Soziale und psychologische Fallen

Die sorgfältige Steuerung sozialer Systeme ist auch deshalb wichtig, weil es in der epigenetischen Landschaft soziale und psychologische Fallen geben kann. Derartige Fallen bewirken, dass Menschen oder Organisationen in eine Richtung gehen oder bestimmte Beziehungen entwickeln, die zunächst positiv und verlockend erscheinen, sich später als unangenehm oder sogar tödlich erwiesen. Es geht also nicht nur um konkrete Fallen, in die ein Polizist z. B. bei einer Verfolgung geraten kann. Typisch für psychologische Fallen sind z.

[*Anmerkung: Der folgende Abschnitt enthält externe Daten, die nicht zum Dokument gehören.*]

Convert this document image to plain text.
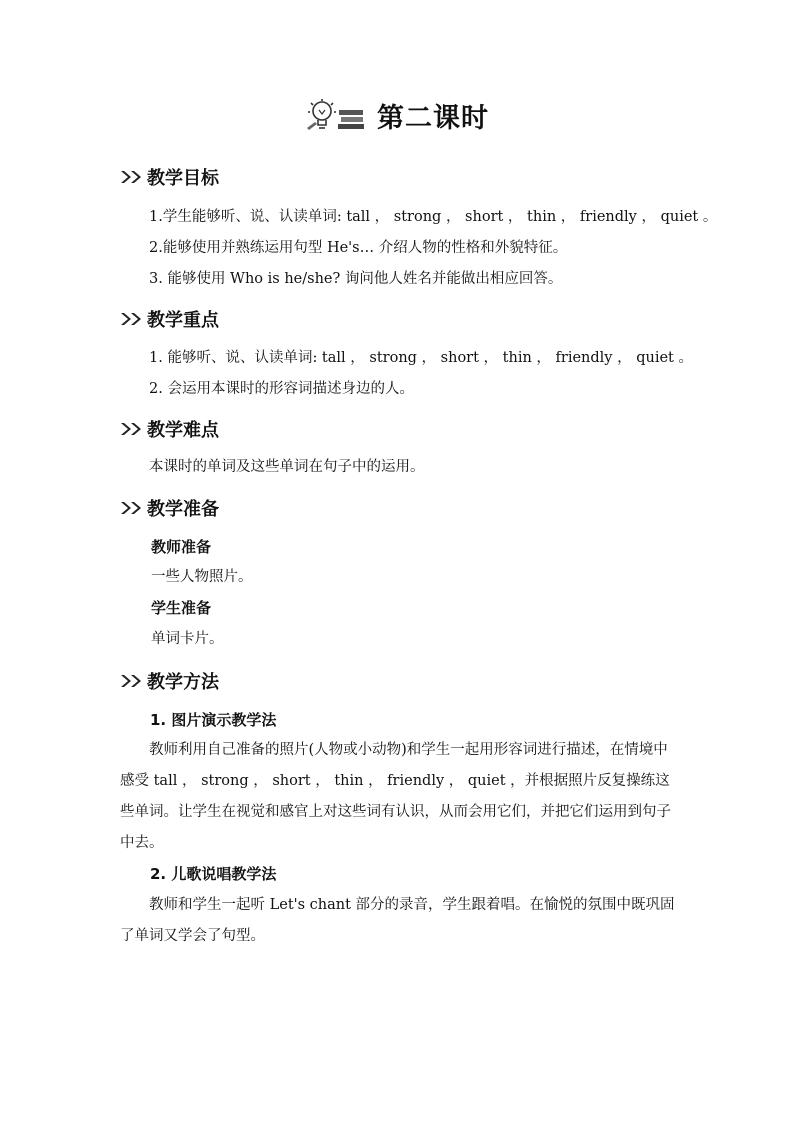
第二课时
教学目标
1.学生能够听、说、认读单词: tall ， strong ， short ， thin ， friendly ， quiet 。
2.能够使用并熟练运用句型 He's… 介绍人物的性格和外貌特征。
3. 能够使用 Who is he/she? 询问他人姓名并能做出相应回答。
教学重点
1. 能够听、说、认读单词: tall ， strong ， short ， thin ， friendly ， quiet 。
2. 会运用本课时的形容词描述身边的人。
教学难点
本课时的单词及这些单词在句子中的运用。
教学准备
教师准备
一些人物照片。
学生准备
单词卡片。
教学方法
1. 图片演示教学法
教师利用自己准备的照片(人物或小动物)和学生一起用形容词进行描述，在情境中感受 tall ， strong ， short ， thin ， friendly ， quiet ，并根据照片反复操练这些单词。让学生在视觉和感官上对这些词有认识，从而会用它们，并把它们运用到句子中去。
2. 儿歌说唱教学法
教师和学生一起听 Let's chant 部分的录音，学生跟着唱。在愉悦的氛围中既巩固了单词又学会了句型。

B. die Opfer von Betrügereien oder Frauen, die sich in gefährliche Beziehungen einbeziehen lassen, etwa Frauen, die bei einem Mann bleiben, der sie schlägt (Füllgrabe, 1996), oder Frauen, die Mörder lieben (Füllgrabe, 1997).

Die zwischenmenschliche Spieltheorie

Im Gegensatz zu Waddingtons epigenetischer Landschaft läuft im menschlichen Leben nicht ein Ball in der Situation, sondern auch viele andere Bälle. Dieses Bild der vielen interagierenden Bälle entspricht z. B. auch dem Schicksal, das ein Polizist erleiden kann. Viele Begegnungen mit Bürgern verlaufen problemlos, aber gelegentlich treten Entscheidungspunkte (Krisen) auf, wo sich sein Schicksal in die eine oder andere Richtung neigen kann. Dies gilt spezifisch für die Begegnung mit extrem Gewaltbereiten. Hier wird auch der Denkfehler eines Polizisten deutlich, der sagt: „Warum muss ich mir eine schusssichere Weste anziehen, mir ist noch nie etwas passiert?!“ Dass die bisherigen Interaktionen gewaltfrei waren, besagt doch nicht, dass auch die nächste Interaktion ebenfalls gewaltfrei sein wird.

Diese Erkenntnis führt zu der im wahrsten Sinne des Wortes überlebenswichtigen Frage: Wie kann man den Zusammenstoß verhindern oder abmildern? Diese Frage wird durch ein wichtiges Paradigma beantwortet, das bei zwischenmenschlichen Begegnungen eine wichtige Rolle spielt: Die zwischenmenschliche Spieltheorie. Denn die Interaktion zweier Menschen erfolgt wie bei einem Schachspiel: Zug um Zug, jeder beeinflusst den anderen, und jeder hat seine Chancen, wie auch sein Gegenüber (Füllgrabe, 1994, 1995, 1997, 2016). Deshalb muss man die Regeln der Interaktion kennen, man muss auf Täuschungen, Lügen, Ablenkungsmanöver, Angriffe usw. achten, und man muss ein Verhalten zeigen, das freundlich und kooperativ ist, gleichzeitig aber auch dem Interaktionspartner unmissverständlich signalisiert, dass man sich gegen Ausbeutung und Gewalt zur Wehr setzen wird. Dies ist besonders wichtig gegenüber einem Vergewaltiger. Viele benutzen nämlich die Strategie „TESTER“ (Axelrod, 1991), d. h. sie stellen zuerst fest, ob die Frau ängstlich oder unterwürfig reagiert (Füllgrabe, 1997, 2016). Deshalb muss eine Frau sofort zu Beginn dieser Interaktion „Nein!!!“ oder „Stopp!!!“ sagen (TIT FOR TAT-Strategie, s. a. Kap. 6). Die Vorsicht der TFT-Strategie schützt auch vor der Strategie „Tranquilizer“ (Axelrod, 1991), die zuerst eine pseudovertrauensvolle Kommunikation zeigt, um ein Vertrauensverhältnis aufzubauen, und dann zuschlägt, wie z. B. der Serienmörder Ted Bundy.